Et ainsi nous ne souffrirons pas de ne pas avoir cette chose complètement inaccessible (la
santé).
Il s’agit de changer nos désirs plutôt que « l’ordre du monde » . Mais cela ne signifie pas pour
autant une acceptation passive de notre sort. La seule chose qui doit être acceptée, c’est la
nécessité, ce que nous ne pouvons pas changer.

2. Se satisfaire de son action : que notre vertu fasse notre bonheur !


On peut aller un peu plus loin. Si nous parvenons à limiter nos désirs, en plus du bonheur de les
voir toujours satisfaits, nous aurons le plaisir d’avoir su maîtriser ce qui dépend de nous (nos
désirs) et d’avoir su mépriser ce qui ne dépend pas de nous (les coups du destin).
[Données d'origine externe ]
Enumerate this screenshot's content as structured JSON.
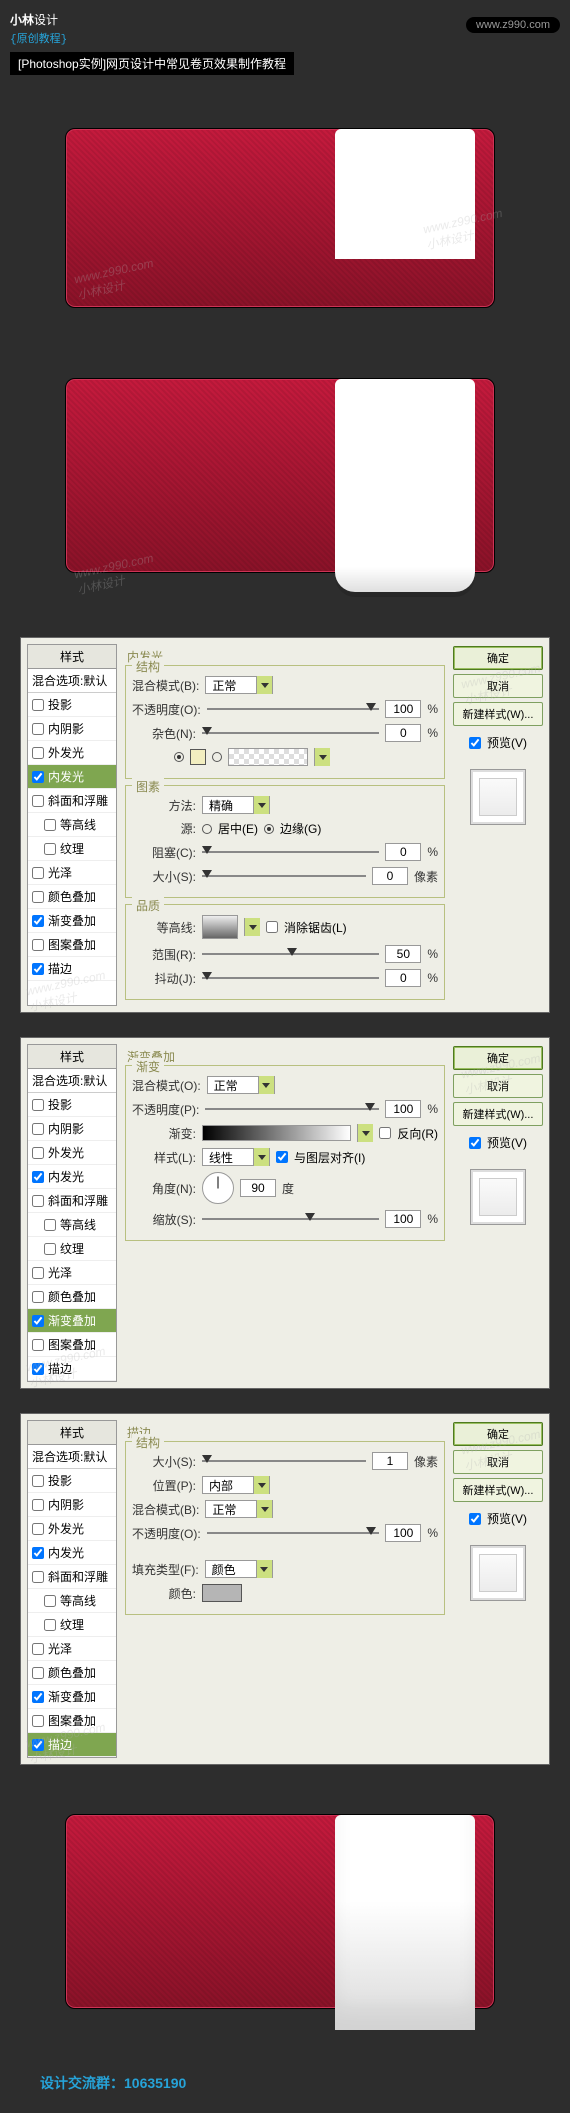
{
  "header": {
    "logo_main": "小林",
    "logo_thin": "设计",
    "logo_sub": "{原创教程}",
    "url": "www.z990.com",
    "title": "[Photoshop实例]网页设计中常见卷页效果制作教程"
  },
  "watermark": {
    "url": "www.z990.com",
    "name": "小林设计"
  },
  "styles_list": {
    "title": "样式",
    "blend": "混合选项:默认",
    "items": [
      {
        "label": "投影",
        "checked": false
      },
      {
        "label": "内阴影",
        "checked": false
      },
      {
        "label": "外发光",
        "checked": false
      },
      {
        "label": "内发光",
        "checked": true
      },
      {
        "label": "斜面和浮雕",
        "checked": false
      },
      {
        "label": "等高线",
        "checked": false,
        "indent": true
      },
      {
        "label": "纹理",
        "checked": false,
        "indent": true
      },
      {
        "label": "光泽",
        "checked": false
      },
      {
        "label": "颜色叠加",
        "checked": false
      },
      {
        "label": "渐变叠加",
        "checked": true
      },
      {
        "label": "图案叠加",
        "checked": false
      },
      {
        "label": "描边",
        "checked": true
      }
    ]
  },
  "buttons": {
    "ok": "确定",
    "cancel": "取消",
    "new_style": "新建样式(W)...",
    "preview": "预览(V)"
  },
  "panel1": {
    "title": "内发光",
    "g1_title": "结构",
    "blend_mode_lbl": "混合模式(B):",
    "blend_mode_val": "正常",
    "opacity_lbl": "不透明度(O):",
    "opacity_val": "100",
    "opacity_unit": "%",
    "noise_lbl": "杂色(N):",
    "noise_val": "0",
    "noise_unit": "%",
    "g2_title": "图素",
    "technique_lbl": "方法:",
    "technique_val": "精确",
    "source_lbl": "源:",
    "center_lbl": "居中(E)",
    "edge_lbl": "边缘(G)",
    "choke_lbl": "阻塞(C):",
    "choke_val": "0",
    "choke_unit": "%",
    "size_lbl": "大小(S):",
    "size_val": "0",
    "size_unit": "像素",
    "g3_title": "品质",
    "contour_lbl": "等高线:",
    "antialias_lbl": "消除锯齿(L)",
    "range_lbl": "范围(R):",
    "range_val": "50",
    "range_unit": "%",
    "jitter_lbl": "抖动(J):",
    "jitter_val": "0",
    "jitter_unit": "%"
  },
  "panel2": {
    "title": "渐变叠加",
    "g_title": "渐变",
    "blend_mode_lbl": "混合模式(O):",
    "blend_mode_val": "正常",
    "opacity_lbl": "不透明度(P):",
    "opacity_val": "100",
    "opacity_unit": "%",
    "gradient_lbl": "渐变:",
    "reverse_lbl": "反向(R)",
    "style_lbl": "样式(L):",
    "style_val": "线性",
    "align_lbl": "与图层对齐(I)",
    "angle_lbl": "角度(N):",
    "angle_val": "90",
    "angle_unit": "度",
    "scale_lbl": "缩放(S):",
    "scale_val": "100",
    "scale_unit": "%"
  },
  "panel3": {
    "title": "描边",
    "g_title": "结构",
    "size_lbl": "大小(S):",
    "size_val": "1",
    "size_unit": "像素",
    "position_lbl": "位置(P):",
    "position_val": "内部",
    "blend_mode_lbl": "混合模式(B):",
    "blend_mode_val": "正常",
    "opacity_lbl": "不透明度(O):",
    "opacity_val": "100",
    "opacity_unit": "%",
    "fill_type_lbl": "填充类型(F):",
    "fill_type_val": "颜色",
    "color_lbl": "颜色:"
  },
  "footer": {
    "text": "设计交流群：10635190"
  }
}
C’est-à-dire
que le sage se réjouira de sa force d’âme :
Ainsi, ressentant de la douleur en leurs corps, [les grandes âmes] s’exercent à la supporter
patiemment, et cette épreuve qu’elles font de leur force, leur est agréable ; ainsi, voyant leurs
amis en quelque grande affliction, elles compatissent à leur mal, et font tout leur possible pour
les en délivrer, et ne craignent pas même de s’exposer à la mort pour ce sujet, s’il en est besoin.
Mais, cependant, le témoignage que leur donne leur conscience, de ce qu’elles s’acquittent en
cela de leur devoir, et font une action louable et vertueuse, les rend plus heureuses, que toute
la tristesse, que leur donne la compassion, ne les afflige.
Descartes, Lettre à Elisabeth, 18 mai 1645

3. Être conscient des maux qui nous guettent


De manière plus générale, nous devons être conscients de nous-mêmes, de nos désirs et des
contraintes qui pèsent sur eux. Il faut bien voir ce qu’implique un désir, quels sont les moyens à
mettre en œuvre pour le réaliser. Représente-toi les conséquences de ton projet, dit Epictète.
Par exemple, si tu veux aller à la piscine, rappelle-toi qu’à la piscine il y a du bruit, qu’on se fait
éclabousser et bousculer, etc. (Epictète, Manuel, I, 4 ; IV ; XXIX, 1 et 2)
Il faut aussi être conscient de ce qu’est l’objet de notre désir ou de notre amour : Sois conscient
de ce qu’est l’objet que tu aimes, ainsi tu ne seras pas troublé. Si tu aimes une marmite, dis-toi :
C’est une marmite que j’aime. Ainsi, le jour où elle casse, tu ne seras pas troublé. De même,
quand tu embrasses un être humain, dis-toi : C’est un être humain que j’embrasse. (Epictète,
Manuel, III)
Il faut donc, pour Epictète, être conscient des malheurs et de la mort, pour ne pas en être
troublé le jour où ils arrivent : « Que la mort soit devant tes yeux chaque jour. » (Epictète,
Manuel, XXI)
Une précision importante tout de même : il n’est utile de penser au malheur qui nous guette
uniquement si cela nous permet de l’éviter. C’est l’idée de Spinoza, dont on se souvient qu’il
insistait sur la nécessitait de vivre autant que possible dans la joie plutôt que dans la tristesse :
[O]n doit souvent énumérer et imaginer les périls communs de l’existence, et songer à la façon
de les éviter et de les surmonter le mieux possible par la présence d’esprit et par la force d’âme.
Mais il convient de noter qu’en ordonnant nos pensées et nos images nous devons toujours
prêter attention (…) à ce qu’il y a de bon en chaque chose afin qu’ainsi nous soyons toujours
déterminés à agir par un affect de Joie.
Spinoza, Ethique, V, prop. 10, scolie
D’ailleurs chez Spinoza l’acceptation du destin prend la forme de l’amour de Dieu, c’est-à-dire
de la Nature (l’Univers, le Tout : Spinoza est panthéiste : pour lui, Dieu ne désigne rien d’autre
que la totalité de la nature). Accepter le destin cela signifie, pour Spinoza, prendre conscience
du fait que nous ne sommes qu’une partie du Tout éternel et indestructible. Aimer le Tout, c’est
donc nous aimer nous-mêmes et nous concevoir « sous l’espèce de l’éternité ».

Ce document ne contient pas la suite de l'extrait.